Lockheed Martin views Tuesday’s historic dismantling as the beginning of a bright new chapter in Tallevast’s history, a chapter where Lockheed can help restore the environment of Tallevast, Cambre said.
Some ideas Lockheed has for that bright chapter include improvements to the community center and new street lights, Cambre added.
But some Tallevast residents do not view the final dismantling of the beryllium plant as a positive sign.
For Robyn Darville, who lives a half block from the concrete slab and is the wife of Errol Darville, the only way closure could truly be achieved is if Lockheed Martin moves out all the residents.

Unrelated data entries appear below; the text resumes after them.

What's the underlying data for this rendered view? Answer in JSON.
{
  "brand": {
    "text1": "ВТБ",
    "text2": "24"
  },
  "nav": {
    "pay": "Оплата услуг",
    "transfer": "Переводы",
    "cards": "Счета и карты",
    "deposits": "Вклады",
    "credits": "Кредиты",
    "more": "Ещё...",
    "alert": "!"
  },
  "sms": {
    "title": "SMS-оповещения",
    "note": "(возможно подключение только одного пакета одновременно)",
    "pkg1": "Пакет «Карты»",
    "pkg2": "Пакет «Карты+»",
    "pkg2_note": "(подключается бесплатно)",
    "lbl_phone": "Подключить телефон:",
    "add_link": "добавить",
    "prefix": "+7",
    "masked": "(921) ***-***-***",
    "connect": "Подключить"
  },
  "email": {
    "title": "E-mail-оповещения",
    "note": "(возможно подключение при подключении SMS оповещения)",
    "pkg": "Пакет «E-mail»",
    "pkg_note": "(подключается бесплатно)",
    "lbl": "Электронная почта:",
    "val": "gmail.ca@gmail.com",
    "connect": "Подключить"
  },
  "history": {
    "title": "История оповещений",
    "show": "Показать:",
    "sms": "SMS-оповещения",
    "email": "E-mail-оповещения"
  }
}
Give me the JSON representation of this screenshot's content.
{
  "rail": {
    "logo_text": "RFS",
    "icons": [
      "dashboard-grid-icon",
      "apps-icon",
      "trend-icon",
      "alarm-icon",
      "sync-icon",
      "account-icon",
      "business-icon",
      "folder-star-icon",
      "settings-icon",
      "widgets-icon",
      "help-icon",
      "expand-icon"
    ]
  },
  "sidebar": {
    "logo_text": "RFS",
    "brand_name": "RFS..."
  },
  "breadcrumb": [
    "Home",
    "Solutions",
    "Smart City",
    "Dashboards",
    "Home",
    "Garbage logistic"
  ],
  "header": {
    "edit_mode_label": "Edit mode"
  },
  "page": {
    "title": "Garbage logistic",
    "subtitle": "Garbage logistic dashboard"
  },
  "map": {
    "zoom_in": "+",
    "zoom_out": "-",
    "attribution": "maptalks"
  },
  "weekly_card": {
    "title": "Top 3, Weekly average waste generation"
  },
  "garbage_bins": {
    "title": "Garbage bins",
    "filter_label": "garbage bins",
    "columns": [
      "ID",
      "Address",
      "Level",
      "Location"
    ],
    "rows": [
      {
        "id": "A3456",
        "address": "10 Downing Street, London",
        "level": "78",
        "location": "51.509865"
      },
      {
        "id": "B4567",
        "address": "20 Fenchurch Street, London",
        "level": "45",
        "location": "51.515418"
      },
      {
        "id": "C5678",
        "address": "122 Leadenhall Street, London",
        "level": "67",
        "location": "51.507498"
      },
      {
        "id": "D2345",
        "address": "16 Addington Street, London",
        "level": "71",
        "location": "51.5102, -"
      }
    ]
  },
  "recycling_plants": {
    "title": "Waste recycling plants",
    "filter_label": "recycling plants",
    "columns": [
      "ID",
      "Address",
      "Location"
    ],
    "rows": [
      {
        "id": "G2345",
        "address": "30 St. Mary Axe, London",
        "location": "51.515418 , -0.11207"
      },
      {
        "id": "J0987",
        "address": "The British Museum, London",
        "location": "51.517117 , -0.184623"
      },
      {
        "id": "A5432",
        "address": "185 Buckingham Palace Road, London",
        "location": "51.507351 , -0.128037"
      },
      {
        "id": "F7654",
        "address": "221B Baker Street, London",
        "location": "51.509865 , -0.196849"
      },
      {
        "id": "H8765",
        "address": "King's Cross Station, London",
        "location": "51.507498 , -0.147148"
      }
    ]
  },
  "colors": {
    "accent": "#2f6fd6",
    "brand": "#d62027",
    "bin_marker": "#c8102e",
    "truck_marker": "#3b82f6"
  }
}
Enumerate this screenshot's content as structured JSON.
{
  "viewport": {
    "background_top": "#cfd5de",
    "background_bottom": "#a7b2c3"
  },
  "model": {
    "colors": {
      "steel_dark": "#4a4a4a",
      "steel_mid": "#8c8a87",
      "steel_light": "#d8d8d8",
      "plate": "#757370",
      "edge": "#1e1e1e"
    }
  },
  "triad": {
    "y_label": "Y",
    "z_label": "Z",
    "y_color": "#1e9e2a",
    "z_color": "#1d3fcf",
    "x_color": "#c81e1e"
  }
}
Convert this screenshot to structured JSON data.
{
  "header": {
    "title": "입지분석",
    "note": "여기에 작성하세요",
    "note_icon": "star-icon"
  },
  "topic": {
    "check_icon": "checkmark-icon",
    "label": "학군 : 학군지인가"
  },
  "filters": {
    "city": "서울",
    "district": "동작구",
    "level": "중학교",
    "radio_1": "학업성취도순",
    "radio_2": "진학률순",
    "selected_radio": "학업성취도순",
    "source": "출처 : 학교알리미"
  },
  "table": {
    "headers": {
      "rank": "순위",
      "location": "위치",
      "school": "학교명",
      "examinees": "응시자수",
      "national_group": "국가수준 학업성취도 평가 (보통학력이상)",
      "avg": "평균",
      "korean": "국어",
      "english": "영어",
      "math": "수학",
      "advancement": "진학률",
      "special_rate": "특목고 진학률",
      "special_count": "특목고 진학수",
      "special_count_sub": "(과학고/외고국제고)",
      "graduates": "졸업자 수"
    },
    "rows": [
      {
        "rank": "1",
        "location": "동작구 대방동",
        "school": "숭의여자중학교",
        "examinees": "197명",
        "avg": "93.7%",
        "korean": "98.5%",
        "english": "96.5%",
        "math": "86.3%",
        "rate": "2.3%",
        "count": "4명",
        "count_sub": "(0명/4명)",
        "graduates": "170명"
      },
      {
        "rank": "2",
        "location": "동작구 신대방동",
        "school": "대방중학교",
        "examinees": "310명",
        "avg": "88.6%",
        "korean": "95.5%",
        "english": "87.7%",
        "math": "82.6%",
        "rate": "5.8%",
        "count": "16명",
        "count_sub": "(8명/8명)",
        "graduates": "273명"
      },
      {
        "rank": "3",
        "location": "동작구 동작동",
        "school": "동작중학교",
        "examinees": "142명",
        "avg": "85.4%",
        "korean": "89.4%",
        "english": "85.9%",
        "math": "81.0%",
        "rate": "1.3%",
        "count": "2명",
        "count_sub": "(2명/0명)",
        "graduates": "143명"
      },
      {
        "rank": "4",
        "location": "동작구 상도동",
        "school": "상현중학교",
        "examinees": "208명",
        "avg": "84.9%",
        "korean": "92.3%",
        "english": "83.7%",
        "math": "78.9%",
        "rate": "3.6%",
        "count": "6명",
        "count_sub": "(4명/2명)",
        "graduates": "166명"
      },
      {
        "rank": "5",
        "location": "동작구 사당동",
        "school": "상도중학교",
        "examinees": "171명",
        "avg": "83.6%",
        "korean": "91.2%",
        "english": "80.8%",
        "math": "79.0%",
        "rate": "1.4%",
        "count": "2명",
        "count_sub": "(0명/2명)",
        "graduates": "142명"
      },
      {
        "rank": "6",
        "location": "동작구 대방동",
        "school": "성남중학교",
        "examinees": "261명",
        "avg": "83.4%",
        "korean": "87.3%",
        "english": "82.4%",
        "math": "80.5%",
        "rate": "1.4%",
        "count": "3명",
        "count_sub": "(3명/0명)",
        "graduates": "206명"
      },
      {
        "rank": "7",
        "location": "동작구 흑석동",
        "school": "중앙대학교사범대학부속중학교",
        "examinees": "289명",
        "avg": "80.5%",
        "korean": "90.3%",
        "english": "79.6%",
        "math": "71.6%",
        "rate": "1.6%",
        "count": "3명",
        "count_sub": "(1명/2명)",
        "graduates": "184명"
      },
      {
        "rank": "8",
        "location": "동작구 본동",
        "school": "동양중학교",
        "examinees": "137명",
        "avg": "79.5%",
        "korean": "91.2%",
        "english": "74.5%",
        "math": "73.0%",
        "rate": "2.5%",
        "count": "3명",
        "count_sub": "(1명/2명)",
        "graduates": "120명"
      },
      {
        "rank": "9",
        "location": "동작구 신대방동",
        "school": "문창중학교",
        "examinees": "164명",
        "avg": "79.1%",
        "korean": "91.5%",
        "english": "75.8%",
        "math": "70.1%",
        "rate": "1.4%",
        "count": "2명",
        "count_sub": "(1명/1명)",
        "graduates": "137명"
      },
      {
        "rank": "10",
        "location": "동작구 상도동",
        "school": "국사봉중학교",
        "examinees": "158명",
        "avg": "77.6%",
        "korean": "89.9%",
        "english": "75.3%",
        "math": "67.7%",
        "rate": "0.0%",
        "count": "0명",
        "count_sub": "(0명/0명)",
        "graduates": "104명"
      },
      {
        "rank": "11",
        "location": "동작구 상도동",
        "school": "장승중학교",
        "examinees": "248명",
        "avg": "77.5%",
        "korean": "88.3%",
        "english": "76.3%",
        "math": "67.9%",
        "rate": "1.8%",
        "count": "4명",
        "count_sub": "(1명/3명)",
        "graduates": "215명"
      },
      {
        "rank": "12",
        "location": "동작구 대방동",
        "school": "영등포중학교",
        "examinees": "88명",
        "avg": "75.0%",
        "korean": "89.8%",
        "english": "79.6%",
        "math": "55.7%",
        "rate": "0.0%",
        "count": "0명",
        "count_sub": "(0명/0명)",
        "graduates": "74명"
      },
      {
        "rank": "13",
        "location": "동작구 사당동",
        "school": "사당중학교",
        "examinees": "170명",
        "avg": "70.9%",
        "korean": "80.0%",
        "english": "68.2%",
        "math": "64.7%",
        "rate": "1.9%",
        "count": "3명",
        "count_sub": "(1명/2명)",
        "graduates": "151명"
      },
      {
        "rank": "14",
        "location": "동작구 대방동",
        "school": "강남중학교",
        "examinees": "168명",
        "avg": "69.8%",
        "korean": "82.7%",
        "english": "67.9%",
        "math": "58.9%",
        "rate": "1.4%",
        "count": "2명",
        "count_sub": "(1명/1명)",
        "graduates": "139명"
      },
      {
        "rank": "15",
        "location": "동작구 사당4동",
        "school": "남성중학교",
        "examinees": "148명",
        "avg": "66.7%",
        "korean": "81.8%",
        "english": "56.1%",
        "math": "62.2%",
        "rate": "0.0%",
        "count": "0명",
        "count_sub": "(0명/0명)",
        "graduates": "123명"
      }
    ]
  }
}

“Do you think flowers and swing sets will make it better,” Robyn Darville said of the plans to improve the community center. “The problem is still there. I don’t care about flowers and swing sets and new windows. How can I still be happy? It’s still the same place. The issues are still there.”
Darville believes the groundwater contamination will be in the cement slab and is certainly in the ground under and around it.
Lockheed has committed to begin building a large water treatment facility on the concrete slab by spring, which will clean up the plume, although it will take 48 years, Cambre said.
Tallevast residents battled Lockheed Martin for five years in a lawsuit that recently reached a settlement.
“It didn’t really matter to me that they tore the building down on Tuesday,” Darville said. “It still doesn’t make me feel better. The highest degree of the poison is in the cement slab and in the ground under it.”
Darville was referring to the fact that the solvents used for milling the beryllium stored in cement containers underground would later leech into the groundwater.
Lockheed was careful to reduce dust in the air during the dismantling of the plant by using a “Dust Destroyer,” a large water cannon that sprays a powerful mist that traps the dust, Cambre said.
But Tallevast residents were alarmed by the water it produced, Darville said.
“It was terrible,” Darville said of the days since Dec. 1 when the dismantling began. “They should have moved us out during this process. I was standing outside and dust and water were flying everywhere. It was windy Monday and Tuesday. Cars got wet from the dust and water. If you were walking in Tallevast, you got wet.”
Cambre said while there might have been water in the air, it was Manatee County tap water being fed into the Dust Destroyer.
“The water was drinkable that was used in the operation,” Cambre said.
Lockheed Martin has spent $30 million so far on its efforts to clean up the plant site, Cambre added.